Die wenigen Freunde, die er je dort hereinließ, fühlten sich wie in das Museum einer längst vergangenen Zeit versetzt. Einzige Zugeständnisse an das zwanzigste Jahrhundert - das Spandau, wie Evelyn Waugh, für einen gigantischen Irrtum hielt - waren der Anrufbeantworter und der Laptop, unauffällig in eine Ecke abgeschoben. Hier fühlte sich Spandau zu Hause, mehr als irgendwo sonst auf der Welt. Pfeife rauchend und an einem Wild Turkey nippend, vertrödelte er hier manch langen, einsamen Abend, vertieft in ein Buch über den Wilden Westen.

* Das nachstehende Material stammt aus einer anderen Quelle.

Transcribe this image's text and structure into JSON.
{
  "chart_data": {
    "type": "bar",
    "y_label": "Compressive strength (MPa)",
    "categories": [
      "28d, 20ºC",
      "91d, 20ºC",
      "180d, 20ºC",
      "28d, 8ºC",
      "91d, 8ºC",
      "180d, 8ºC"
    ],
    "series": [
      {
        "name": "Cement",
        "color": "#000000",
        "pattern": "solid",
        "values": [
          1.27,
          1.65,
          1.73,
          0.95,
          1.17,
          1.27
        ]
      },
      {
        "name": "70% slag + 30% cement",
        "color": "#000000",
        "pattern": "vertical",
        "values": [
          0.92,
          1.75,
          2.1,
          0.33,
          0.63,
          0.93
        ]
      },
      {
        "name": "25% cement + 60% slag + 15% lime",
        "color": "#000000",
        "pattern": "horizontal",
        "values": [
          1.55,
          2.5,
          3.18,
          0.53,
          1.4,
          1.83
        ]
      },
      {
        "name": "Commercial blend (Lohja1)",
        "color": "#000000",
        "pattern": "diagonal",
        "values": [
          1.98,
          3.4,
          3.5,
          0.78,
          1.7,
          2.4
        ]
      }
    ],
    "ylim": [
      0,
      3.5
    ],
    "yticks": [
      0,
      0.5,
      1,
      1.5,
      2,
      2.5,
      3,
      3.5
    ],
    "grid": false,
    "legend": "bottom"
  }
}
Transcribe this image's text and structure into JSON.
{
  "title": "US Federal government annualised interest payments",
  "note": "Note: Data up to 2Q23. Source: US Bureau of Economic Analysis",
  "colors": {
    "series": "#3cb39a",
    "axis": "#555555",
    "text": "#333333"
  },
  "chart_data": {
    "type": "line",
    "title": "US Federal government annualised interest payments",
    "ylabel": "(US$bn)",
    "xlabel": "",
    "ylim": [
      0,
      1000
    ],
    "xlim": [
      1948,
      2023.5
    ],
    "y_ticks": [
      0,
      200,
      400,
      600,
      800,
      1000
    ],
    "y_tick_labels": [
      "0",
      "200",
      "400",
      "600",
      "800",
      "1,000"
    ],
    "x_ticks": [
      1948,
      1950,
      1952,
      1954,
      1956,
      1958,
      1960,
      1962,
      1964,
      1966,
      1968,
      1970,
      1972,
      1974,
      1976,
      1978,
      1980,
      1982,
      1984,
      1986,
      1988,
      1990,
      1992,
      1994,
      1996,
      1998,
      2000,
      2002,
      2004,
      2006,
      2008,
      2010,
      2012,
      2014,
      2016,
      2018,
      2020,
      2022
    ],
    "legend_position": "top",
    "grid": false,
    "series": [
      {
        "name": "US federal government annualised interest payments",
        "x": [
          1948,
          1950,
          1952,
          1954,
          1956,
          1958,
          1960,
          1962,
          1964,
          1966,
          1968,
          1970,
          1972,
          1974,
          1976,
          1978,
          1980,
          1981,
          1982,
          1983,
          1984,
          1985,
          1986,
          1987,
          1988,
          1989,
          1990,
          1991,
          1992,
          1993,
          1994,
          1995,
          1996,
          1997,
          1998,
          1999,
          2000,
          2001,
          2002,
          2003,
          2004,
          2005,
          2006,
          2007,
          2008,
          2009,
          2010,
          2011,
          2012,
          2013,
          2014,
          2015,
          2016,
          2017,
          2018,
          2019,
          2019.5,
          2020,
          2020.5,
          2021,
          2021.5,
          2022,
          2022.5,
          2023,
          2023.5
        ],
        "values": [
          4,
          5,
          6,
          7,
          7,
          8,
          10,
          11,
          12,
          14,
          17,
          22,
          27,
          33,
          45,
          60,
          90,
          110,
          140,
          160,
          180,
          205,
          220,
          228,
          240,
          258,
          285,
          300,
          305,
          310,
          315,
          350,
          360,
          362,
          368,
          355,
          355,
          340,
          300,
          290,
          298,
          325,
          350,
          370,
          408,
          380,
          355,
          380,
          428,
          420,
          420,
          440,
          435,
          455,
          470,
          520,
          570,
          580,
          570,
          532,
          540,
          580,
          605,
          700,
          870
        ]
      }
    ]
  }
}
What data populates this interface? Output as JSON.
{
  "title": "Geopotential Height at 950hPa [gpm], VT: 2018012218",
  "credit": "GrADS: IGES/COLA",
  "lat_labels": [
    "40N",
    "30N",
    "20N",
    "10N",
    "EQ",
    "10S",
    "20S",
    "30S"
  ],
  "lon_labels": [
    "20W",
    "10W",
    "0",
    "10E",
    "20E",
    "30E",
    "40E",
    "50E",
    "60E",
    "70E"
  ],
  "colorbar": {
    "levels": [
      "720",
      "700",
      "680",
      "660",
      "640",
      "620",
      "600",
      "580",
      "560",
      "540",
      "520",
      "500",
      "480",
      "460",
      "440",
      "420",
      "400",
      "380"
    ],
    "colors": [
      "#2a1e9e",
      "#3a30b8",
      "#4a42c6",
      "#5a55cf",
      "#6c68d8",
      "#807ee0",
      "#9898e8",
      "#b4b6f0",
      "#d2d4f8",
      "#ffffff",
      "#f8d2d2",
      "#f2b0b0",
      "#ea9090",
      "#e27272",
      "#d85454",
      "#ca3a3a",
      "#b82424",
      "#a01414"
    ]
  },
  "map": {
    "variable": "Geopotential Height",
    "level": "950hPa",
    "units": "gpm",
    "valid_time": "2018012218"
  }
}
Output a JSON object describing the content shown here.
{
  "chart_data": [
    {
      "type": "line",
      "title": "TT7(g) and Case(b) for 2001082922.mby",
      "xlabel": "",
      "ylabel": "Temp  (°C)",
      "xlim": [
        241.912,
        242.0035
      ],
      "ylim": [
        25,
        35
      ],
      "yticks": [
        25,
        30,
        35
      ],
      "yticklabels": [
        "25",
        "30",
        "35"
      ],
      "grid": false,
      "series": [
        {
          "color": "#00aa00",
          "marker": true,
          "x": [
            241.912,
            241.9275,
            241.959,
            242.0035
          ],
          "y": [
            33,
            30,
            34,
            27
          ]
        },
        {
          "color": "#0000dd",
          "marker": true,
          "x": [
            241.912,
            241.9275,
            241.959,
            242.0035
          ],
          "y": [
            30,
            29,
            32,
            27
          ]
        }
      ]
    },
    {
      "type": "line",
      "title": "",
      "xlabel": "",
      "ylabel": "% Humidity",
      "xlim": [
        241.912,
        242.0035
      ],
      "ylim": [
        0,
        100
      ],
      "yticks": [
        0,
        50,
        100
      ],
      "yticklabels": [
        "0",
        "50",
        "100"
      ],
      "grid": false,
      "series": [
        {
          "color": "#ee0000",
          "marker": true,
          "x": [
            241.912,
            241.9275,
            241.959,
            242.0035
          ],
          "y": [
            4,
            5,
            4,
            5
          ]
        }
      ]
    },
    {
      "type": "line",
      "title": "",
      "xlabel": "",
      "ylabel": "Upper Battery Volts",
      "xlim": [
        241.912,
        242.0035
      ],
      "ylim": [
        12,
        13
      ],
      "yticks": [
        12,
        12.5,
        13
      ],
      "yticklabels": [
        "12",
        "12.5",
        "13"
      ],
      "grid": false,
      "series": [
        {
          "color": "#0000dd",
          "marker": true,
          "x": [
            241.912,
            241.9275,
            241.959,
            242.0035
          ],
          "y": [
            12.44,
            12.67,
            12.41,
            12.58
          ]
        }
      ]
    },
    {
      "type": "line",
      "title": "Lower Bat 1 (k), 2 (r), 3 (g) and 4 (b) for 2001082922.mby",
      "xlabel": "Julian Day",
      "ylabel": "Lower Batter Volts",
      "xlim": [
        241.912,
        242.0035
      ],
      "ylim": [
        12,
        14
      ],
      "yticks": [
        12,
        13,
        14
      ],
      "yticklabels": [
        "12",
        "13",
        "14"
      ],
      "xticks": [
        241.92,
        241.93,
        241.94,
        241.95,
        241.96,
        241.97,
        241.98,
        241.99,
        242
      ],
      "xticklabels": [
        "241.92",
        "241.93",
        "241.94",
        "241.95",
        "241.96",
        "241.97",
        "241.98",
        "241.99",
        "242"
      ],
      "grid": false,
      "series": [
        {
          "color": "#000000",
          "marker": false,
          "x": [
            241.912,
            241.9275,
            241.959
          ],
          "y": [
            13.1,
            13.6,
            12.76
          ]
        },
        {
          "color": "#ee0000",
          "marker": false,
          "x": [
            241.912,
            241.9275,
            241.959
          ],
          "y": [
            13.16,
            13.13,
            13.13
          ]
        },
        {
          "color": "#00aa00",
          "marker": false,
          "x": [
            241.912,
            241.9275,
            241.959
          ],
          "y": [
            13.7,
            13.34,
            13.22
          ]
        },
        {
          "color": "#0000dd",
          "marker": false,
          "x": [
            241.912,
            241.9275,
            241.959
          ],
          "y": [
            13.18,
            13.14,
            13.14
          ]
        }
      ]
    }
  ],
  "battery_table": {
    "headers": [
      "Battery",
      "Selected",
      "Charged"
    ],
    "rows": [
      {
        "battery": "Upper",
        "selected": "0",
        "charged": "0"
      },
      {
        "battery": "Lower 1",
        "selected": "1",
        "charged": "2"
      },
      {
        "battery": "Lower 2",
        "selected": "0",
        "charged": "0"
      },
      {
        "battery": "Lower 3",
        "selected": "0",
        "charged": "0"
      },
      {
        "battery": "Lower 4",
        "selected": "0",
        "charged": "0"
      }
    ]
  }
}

Der Anrufbeantworter hatte keine Überraschungen zu bieten. Pookie erinnerte ihn mit ihrer fürs Telefon reservierten Marilyn-Monroe-Stimme daran, dass Coren immer noch auf die Kilometerabrechnung wartete. Ein Freund aus Utah, ein echter Cowboy, rief aus Langeweile -und im Suff - an, um ihm Bescheid zu geben, dass er demnächst nach L. A. kommen würde, und um zu fragen, ob Spandau vielleicht irgendwelche Filmsternchen für ihn auf Lager habe.
Ein Anruf war von Dee. Sie wollte wissen, ob er immer noch vorhatte, am Nachmittag auf die Ranch rauszufahren. Spandau spielte sich ihre Nachricht gleich mehrere Male hintereinander ab und lauschte mit stockendem Herzen ihrer Stimme.